If you’re curious (or maybe even skeptical) about what the inliner is doing to your code, you can use the -Yopt-log-inline
flag to produce a trace of the inliner’s work:
package my.project
class C {
def f(a: Array[Int]) = a.map(_ + 1)
}
$> scalac Test.scala -opt:l:inline '-opt-inline-from:**' -Yopt-log-inline my/project/C.f
Inlining into my/project/C.f
inlined scala/Predef$.intArrayOps (the callee is annotated `@inline`). Before: 15 ins, after: 30 ins.
inlined scala/collection/ArrayOps$.map$extension (the callee is a higher-order method, the argument for parameter (evidence$6: Function1) is a function literal). Before: 30 ins, after: 94 ins.
inlined scala/runtime/ScalaRunTime$.array_length (the callee is annotated `@inline`).
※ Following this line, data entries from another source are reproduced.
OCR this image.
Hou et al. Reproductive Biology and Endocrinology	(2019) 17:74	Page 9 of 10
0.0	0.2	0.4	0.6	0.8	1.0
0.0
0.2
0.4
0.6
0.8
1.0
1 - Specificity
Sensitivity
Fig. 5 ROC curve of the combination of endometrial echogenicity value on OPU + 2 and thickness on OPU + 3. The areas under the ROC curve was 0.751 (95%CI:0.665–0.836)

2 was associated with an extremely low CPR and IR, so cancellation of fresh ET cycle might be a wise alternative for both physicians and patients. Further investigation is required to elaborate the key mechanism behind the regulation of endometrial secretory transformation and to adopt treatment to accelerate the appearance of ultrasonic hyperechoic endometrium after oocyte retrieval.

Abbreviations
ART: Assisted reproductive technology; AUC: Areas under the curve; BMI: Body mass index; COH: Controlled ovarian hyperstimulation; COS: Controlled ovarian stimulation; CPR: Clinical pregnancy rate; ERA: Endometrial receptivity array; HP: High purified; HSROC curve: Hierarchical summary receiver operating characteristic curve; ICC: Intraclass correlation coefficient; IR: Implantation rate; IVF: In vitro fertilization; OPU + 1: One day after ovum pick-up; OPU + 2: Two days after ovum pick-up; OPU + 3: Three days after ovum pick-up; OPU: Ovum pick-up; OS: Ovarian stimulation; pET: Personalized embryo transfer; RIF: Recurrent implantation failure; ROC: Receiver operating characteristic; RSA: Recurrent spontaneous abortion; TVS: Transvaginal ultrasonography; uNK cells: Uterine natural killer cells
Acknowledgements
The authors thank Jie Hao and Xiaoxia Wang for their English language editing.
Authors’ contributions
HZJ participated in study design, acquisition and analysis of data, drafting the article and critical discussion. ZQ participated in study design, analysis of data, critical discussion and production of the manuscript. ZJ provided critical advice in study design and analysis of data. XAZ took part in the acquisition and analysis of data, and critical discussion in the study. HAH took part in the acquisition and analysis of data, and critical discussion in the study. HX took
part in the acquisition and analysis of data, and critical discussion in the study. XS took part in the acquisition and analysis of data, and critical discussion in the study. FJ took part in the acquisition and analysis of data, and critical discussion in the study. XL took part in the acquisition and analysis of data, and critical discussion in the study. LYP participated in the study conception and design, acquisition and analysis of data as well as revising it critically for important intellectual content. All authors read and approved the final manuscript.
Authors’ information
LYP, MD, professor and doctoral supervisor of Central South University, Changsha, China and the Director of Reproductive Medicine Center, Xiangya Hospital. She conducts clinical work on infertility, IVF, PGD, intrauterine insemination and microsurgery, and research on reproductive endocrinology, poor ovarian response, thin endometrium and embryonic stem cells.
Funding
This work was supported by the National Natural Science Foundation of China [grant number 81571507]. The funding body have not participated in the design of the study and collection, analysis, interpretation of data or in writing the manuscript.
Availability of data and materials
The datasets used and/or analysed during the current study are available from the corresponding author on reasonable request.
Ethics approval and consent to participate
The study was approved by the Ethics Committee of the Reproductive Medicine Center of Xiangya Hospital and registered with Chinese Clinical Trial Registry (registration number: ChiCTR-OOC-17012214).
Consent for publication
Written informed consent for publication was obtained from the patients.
Before: 94 ins, after: 110 ins.
[...]
rewrote invocations of closure allocated in my/project/C.f with body $anonfun$f$1: INVOKEINTERFACE scala/Function1.apply (Ljava/lang/Object;)Ljava/lang/Object; (itf)
inlined my/project/C.$anonfun$f$1 (the callee is a synthetic forwarder method). Before: 654 ins, after: 666 ins.
inlined scala/runtime/BoxesRunTime.boxToInteger (the callee is a forwarder method with boxing adaptation). Before: 666 ins, after: 674 ins.
Explaining the details here is out of scope for this post. We defer this discussion to a follow-up post that will explain the internals of the Scala optimizer in more detail.
The goal of this article was to explain why the Scala optimizer exists and give a rough explanation what it can and cannot do. It also showed how to configure and use the optimizer in your project.
In the next post, we will go into detail about how the optimizer works, what transformations are applied, and how they work together. We will also measure performance improvements that the optimizer can bring. Finally, we will look at related projects, dive a little more into the history of the optimizer, and discuss ideas for the future.